Kent County Council is training its managers as part of efforts to ensure its performance management processes complement its new pay and reward structure.

Earlier this year, the council removed the annual incremental pay points from its pay grades and the introduction of annual percentage increases assigned to each appraisal rating.

In June, the local authority plans to roll out a training programme to around 1,500 managers to ensure they understand the new pay structure and how to engender employees’ full capabilities for the greater good of the organisation.

The programme is based on the council’s existing ‘Ways to success’ framework, which outlines positive behaviours, including personal resourcefulness, relationship building, customer service and effective management.

Colin Miller, reward manager at Kent County Council, said: “Our approach is maturing to the way in which we deploy it ‘Ways to success’ in practice and the way in which managers actually use it as a tool to help tease out the different levels if performance that individuals can deliver.”

As part of the new pay and reward structure, managers will be required to draw up a formal recommendation for an employee’s appraisal rating. This is then put through the council’s moderation process before it is finalised

“We can then understand how many people we have got in each assessment category and we can balance that relative to how much we want to as regards the budget,” Miller said. “That is where everybody with the same appraisal rating will get the same award and that is where there is the big switch in the change we are introducing now.

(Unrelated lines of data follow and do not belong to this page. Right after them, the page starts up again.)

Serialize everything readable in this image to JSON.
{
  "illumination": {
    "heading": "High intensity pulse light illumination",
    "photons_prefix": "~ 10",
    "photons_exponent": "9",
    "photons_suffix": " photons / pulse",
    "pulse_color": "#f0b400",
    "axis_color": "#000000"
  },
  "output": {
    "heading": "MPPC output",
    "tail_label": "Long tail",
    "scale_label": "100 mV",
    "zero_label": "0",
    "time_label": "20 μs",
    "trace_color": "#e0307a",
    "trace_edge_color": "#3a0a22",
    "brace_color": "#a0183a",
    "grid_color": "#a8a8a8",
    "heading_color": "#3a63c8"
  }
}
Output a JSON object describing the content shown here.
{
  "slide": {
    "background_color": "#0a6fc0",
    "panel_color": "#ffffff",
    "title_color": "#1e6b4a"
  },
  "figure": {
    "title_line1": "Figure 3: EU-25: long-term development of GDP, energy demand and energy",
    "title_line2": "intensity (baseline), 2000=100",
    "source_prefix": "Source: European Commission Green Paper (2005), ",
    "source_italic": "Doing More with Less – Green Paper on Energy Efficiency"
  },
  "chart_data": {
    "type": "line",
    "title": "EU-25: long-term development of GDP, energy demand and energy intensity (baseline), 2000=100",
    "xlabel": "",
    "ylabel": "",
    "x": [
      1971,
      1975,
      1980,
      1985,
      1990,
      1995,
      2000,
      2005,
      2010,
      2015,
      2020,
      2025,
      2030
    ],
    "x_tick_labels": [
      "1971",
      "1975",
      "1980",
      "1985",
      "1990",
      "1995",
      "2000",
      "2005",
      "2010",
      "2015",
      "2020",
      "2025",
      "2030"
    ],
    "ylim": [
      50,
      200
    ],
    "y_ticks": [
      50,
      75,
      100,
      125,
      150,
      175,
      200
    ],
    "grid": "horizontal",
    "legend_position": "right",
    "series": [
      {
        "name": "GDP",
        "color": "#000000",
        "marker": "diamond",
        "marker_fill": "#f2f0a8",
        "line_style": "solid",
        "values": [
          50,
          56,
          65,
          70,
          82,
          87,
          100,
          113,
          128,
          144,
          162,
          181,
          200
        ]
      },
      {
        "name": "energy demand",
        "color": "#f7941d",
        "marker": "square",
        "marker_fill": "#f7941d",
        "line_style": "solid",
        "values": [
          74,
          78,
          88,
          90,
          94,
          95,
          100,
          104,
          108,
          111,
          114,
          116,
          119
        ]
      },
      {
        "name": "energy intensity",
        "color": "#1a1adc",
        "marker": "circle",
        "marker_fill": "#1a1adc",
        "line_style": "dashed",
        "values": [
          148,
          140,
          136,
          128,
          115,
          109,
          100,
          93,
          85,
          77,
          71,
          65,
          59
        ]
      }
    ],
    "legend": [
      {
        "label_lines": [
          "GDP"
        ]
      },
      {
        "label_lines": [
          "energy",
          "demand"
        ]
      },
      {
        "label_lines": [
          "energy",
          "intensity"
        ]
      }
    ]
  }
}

“Previously, people at the top of the grade in which we had about the third of the population would not have been able to benefit. They were at the top of grade and that was it. Now they will get the same amount albeit as a one-off payment rather than being built into base pay.”

Although Miller said the move to the new pay and reward structure was not part of a cost-saving exercise, he admitted it would allow the council to have greater control over a diminishing funding pot.